HUNTING -- Although it hasn't been like shooting elk from a haystack, Montana's experimental 'shoulder season' to reduce numbers of cow elk and minimize crop damage has been successful in terms of results and generating interest.
Here's an update report by Brett French, outdoor writer for the Billings Gazette:
Since kicking off after the regular hunting season ended in November, the newly enacted elk shoulder season hunt taking place largely in the White Sulphur Springs area has resulted in the harvest of more than 350 cow elk.
That figure was provided by Fish, Wildlife and Parks’ Quentin Kujala, wildlife management section chief, during a meeting of the Environmental Quality Council on Wednesday in Helena. The EQC is an interim legislative committee with oversight of FWP.
"Landowners have rated it a success," Kujala said. "All landowners in the district are participating in some way."
It's also working to keep elk off of haystacks, precluding the need for damage hunts — another method of reducing elk populations. So its possible, said FWP director Jeff Hagener, that shoulder seasons could reduce the need for damage hunts in the future.
The harvest figure was the first time any number had been attached to the first-time program. The goal of the shoulder seasons is to remove at least half of the annual calf crop in hunting districts where elk are over objective. The other half is expected to be removed during the general hunting season. In four years the shoulder seasons would sunset and be reviewed for their level of success.
Kujala called the early cow elk harvest estimate for the White Sulphur Springs area encouraging but said there is still more work to be done and the pilot project could lead to modifications when the program is expanded. That could be a reconsideration of allowing hunting seven days a week and whether some other public lands should be included.

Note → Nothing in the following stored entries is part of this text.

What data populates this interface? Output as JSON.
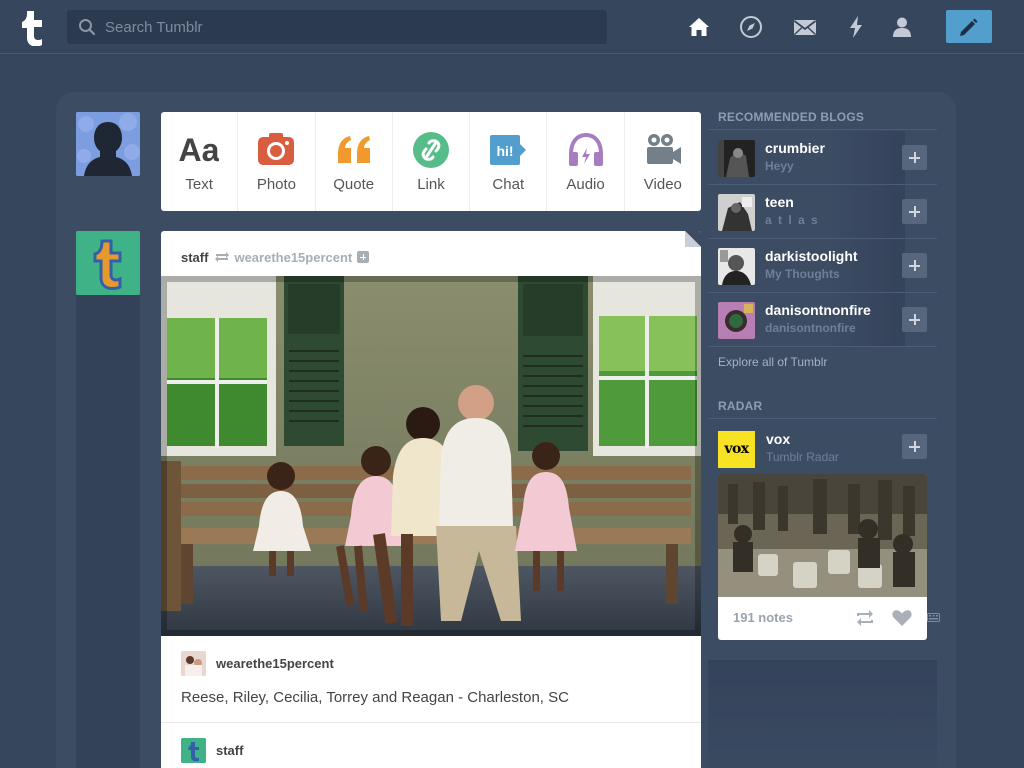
{
  "search": {
    "placeholder": "Search Tumblr"
  },
  "nav": {
    "icons": [
      "home-icon",
      "compass-icon",
      "mail-icon",
      "lightning-icon",
      "person-icon",
      "pencil-icon"
    ]
  },
  "post_types": [
    {
      "label": "Text",
      "icon": "text-icon",
      "color": "#444444",
      "glyph": "Aa"
    },
    {
      "label": "Photo",
      "icon": "camera-icon",
      "color": "#d95e40"
    },
    {
      "label": "Quote",
      "icon": "quote-icon",
      "color": "#f2992e",
      "glyph": "“"
    },
    {
      "label": "Link",
      "icon": "link-icon",
      "color": "#56bc8a"
    },
    {
      "label": "Chat",
      "icon": "chat-icon",
      "color": "#529ecc",
      "glyph": "hi!"
    },
    {
      "label": "Audio",
      "icon": "headphones-icon",
      "color": "#a77dc2"
    },
    {
      "label": "Video",
      "icon": "video-camera-icon",
      "color": "#748089"
    }
  ],
  "post": {
    "author": "staff",
    "reblogged_from": "wearethe15percent",
    "reblog_chain": [
      {
        "name": "wearethe15percent",
        "caption": "Reese, Riley, Cecilia, Torrey and Reagan - Charleston, SC"
      },
      {
        "name": "staff"
      }
    ]
  },
  "sidebar": {
    "recommended_title": "RECOMMENDED BLOGS",
    "blogs": [
      {
        "name": "crumbier",
        "desc": "Heyy"
      },
      {
        "name": "teen",
        "desc": "a t l a s"
      },
      {
        "name": "darkistoolight",
        "desc": "My Thoughts"
      },
      {
        "name": "danisontnonfire",
        "desc": "danisontnonfire"
      }
    ],
    "explore_label": "Explore all of Tumblr",
    "radar_title": "RADAR",
    "radar": {
      "avatar_text": "vox",
      "name": "vox",
      "desc": "Tumblr Radar",
      "notes": "191 notes"
    }
  },
  "colors": {
    "background": "#36465d",
    "panel": "#3c4c63",
    "accent": "#529ecc"
  }
}
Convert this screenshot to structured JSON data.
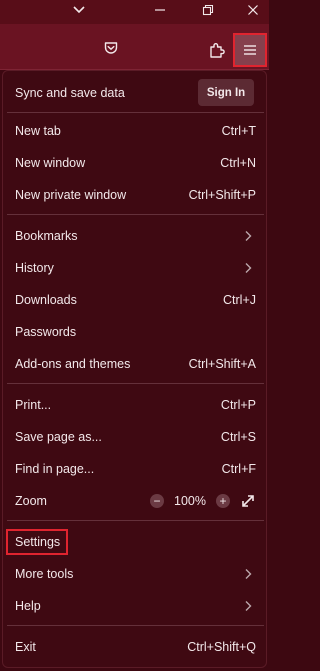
{
  "toolbar": {
    "pocket_icon": "pocket-icon",
    "extensions_icon": "puzzle-icon",
    "menu_icon": "hamburger-icon"
  },
  "sync": {
    "label": "Sync and save data",
    "signin_label": "Sign In"
  },
  "menu": {
    "new_tab": {
      "label": "New tab",
      "shortcut": "Ctrl+T"
    },
    "new_window": {
      "label": "New window",
      "shortcut": "Ctrl+N"
    },
    "new_private_window": {
      "label": "New private window",
      "shortcut": "Ctrl+Shift+P"
    },
    "bookmarks": {
      "label": "Bookmarks"
    },
    "history": {
      "label": "History"
    },
    "downloads": {
      "label": "Downloads",
      "shortcut": "Ctrl+J"
    },
    "passwords": {
      "label": "Passwords"
    },
    "addons": {
      "label": "Add-ons and themes",
      "shortcut": "Ctrl+Shift+A"
    },
    "print": {
      "label": "Print...",
      "shortcut": "Ctrl+P"
    },
    "save_page": {
      "label": "Save page as...",
      "shortcut": "Ctrl+S"
    },
    "find": {
      "label": "Find in page...",
      "shortcut": "Ctrl+F"
    },
    "zoom": {
      "label": "Zoom",
      "minus": "−",
      "value": "100%",
      "plus": "+"
    },
    "settings": {
      "label": "Settings"
    },
    "more_tools": {
      "label": "More tools"
    },
    "help": {
      "label": "Help"
    },
    "exit": {
      "label": "Exit",
      "shortcut": "Ctrl+Shift+Q"
    }
  },
  "colors": {
    "titlebar": "#580d18",
    "toolbar": "#6a1322",
    "panel": "#3f0912",
    "highlight": "#e0242f"
  }
}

Currently, forest lands are excluded.
The Fish and Wildlife Commission will consider at its February meeting whether to expand the shoulder season hunts to 44 more districts next year. Eighty hunting districts are considered over objective.
Taking the leap to 44 districts was called too big by Nick Gevock, who represents the Montana Wildlife Federation. He said his group would rather see FWP move slower in ramping up the program.
"It's fair to say there is tremendous interest in this shoulder season," Gevock said.